2.2 Energy Consumption Prediction

The relationship between the residential electricity consumption and influence factors is often not linear. Quantity analysis-based electricity consumption prediction may get opposite results or unsatisfactory performance [10]. Researchers pay more attention to more intelligent algorithms and models. At first, the most popular method was linear regression [11]. Nowadays, new algorithms like the grey forecasting model, artificial neural network, support vector machine and their corresponded optimization and deformation algorithms become more and more popular and mature [3].

Currently, the research on residential electricity consumption is mainly based on household economic theory [12]. Every household purchases electricity corresponding to the household electrical appliance. If there are sufficient data, the model of residential electricity consumption based on household economic theory contains many significant factors, such as electricity price, household income, personal income, alternative energy price, household electrical appliances price, citizens population density, household size, and household area [13, 14, 15, 16, 17]. And there are many other factors which may have significant impacts on electricity preference, such as weather or climate condition, holiday, weekend and so on [18].

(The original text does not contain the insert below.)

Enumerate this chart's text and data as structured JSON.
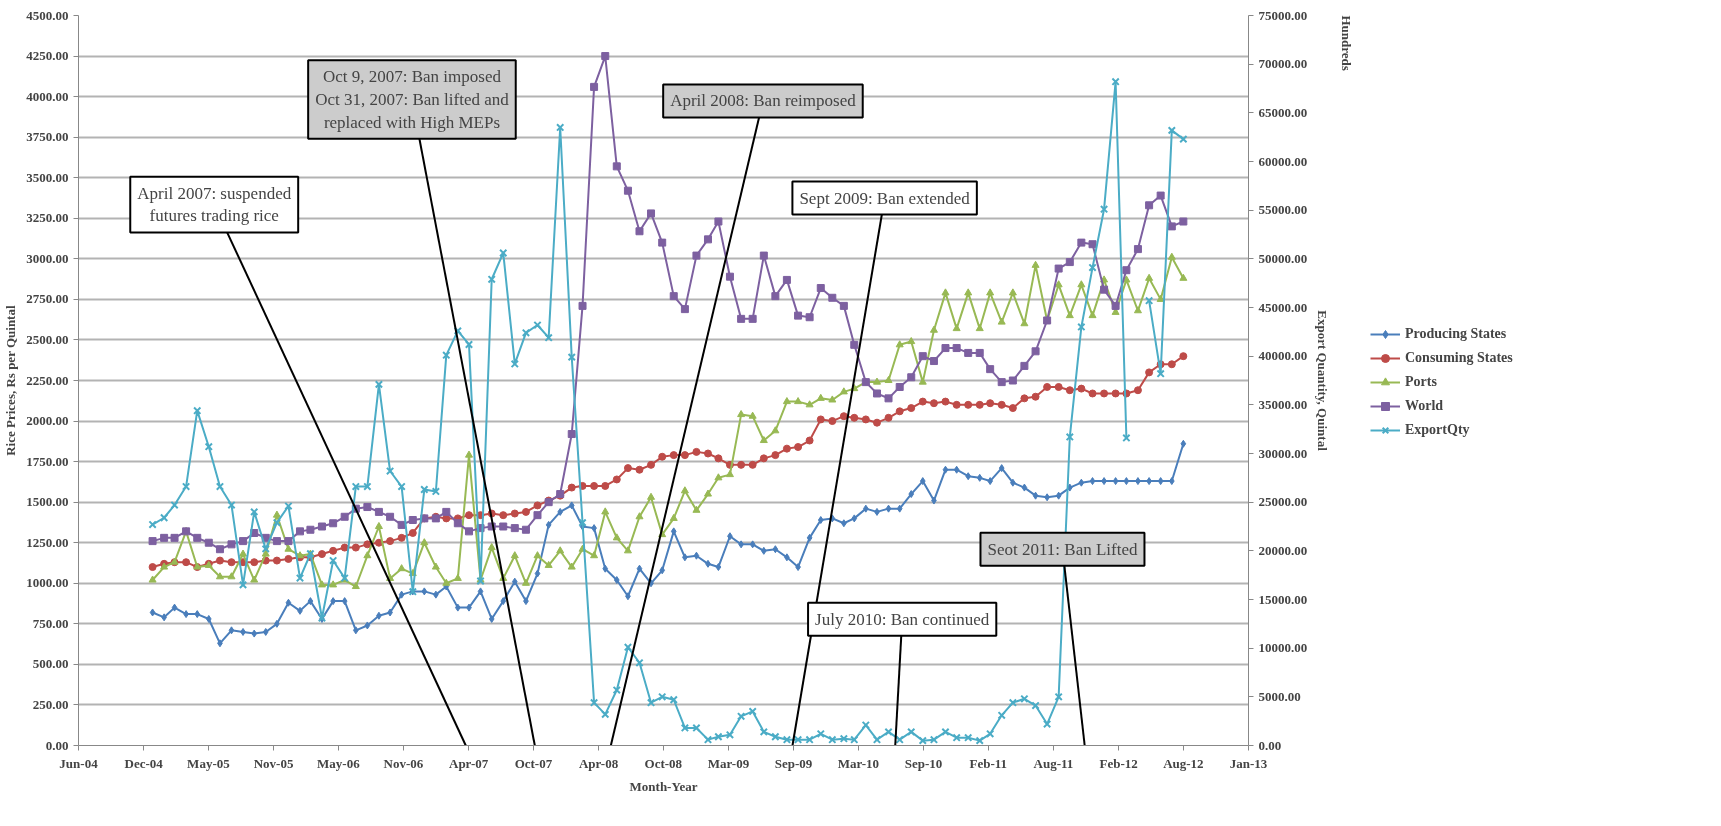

In some developed countries and areas, such as Europe, the United States, Japan, Hong Kong, there are many studies on multifactor residential electricity consumption models [19, 20, 21, 22], due to the powerful data collection work system. But most of these researches only consider one or few of the factors mentioned above. Some researches even only focused on historical records of electricity consumption and ignore all other factors. Some researchers have done multiple indicators annual prediction. Most of them introduced the factors of installed power capacity, historical yearly electricity consumption, gross domestic product, popularity, imports, exports and so on [20, 21, 23]. Some of them only consider historical consumption data [19]. According to the existing records and experimental results, the annual prediction is suitable for an extra-large zone (e.g. a country). And when it is accessible to obtain data like gross domestic product and popularity, the artificial neural network (ANN) is mostly applied, if not, the grey model can take its advantages [19, 24].

For short-term and medium-term predictions, the ANN is also widely used. Many researchers have done optimizations based on the neural network itself. GA, PSO and Elman Neural Network are some examples that have good performance [22, 25, 26, 27, 28]. After optimization, the training speed, the prediction accuracy become better at certain degree. Some researchers have made changes on input factors or indicators, for example, introducing temperature, weekday or weekend, seasons [29, 30, 31]. According to some experimental results, changes of the number of historical consumption data will affect the prediction performance [32, 17, 33, 34], like the results of 1 hour before input and 24 hours input are different. Also, for the structure and parameters of the neural network, there are more spaces to adjust, like the number of layers, the number of neurons in each hidden layer, the learning rules, the transfer function between each layer and so on [20, 23].

Besides ANN and Grey Model (GM), there are many other algorithms and models, such as Support Vector Machine (SVM), regression analysis, detail model simulation, statistical methods, and decision tree and so on. There are many comparisons among these methods [20, 29, 23, 30, 1, 35]. For different cases, different areas, different data set types, these methods have different performance and adaptation, and different methods have different model complexity, usability, running speed, input needs and accuracy. For example, in principle, the regression analysis does not have higher accuracy than ANN, but its model complexity is lower than ANN, sometimes the cost performance ratio is an important consideration basis.

2.3 BP Neural Networks

Neural networks are a complex nonlinear system that consists of numerous neurons. In this system, every neuron has a relatively simple function and construction. However, when they are merged together into the entire system, the behavior can be very complex. In artificial neural networks, strength and condition of every connection between nodes are adjustable, it has strong ability of self-learning and self-adaption. The artificial neural network can be applied to many aspects and research areas. Dividing the data samples into three parts: the training data set, the validation data set and the testing data set. The training data set and the validation data set are used in the process of “training”, and the validation data set is randomly picked up from training data set in some proportion.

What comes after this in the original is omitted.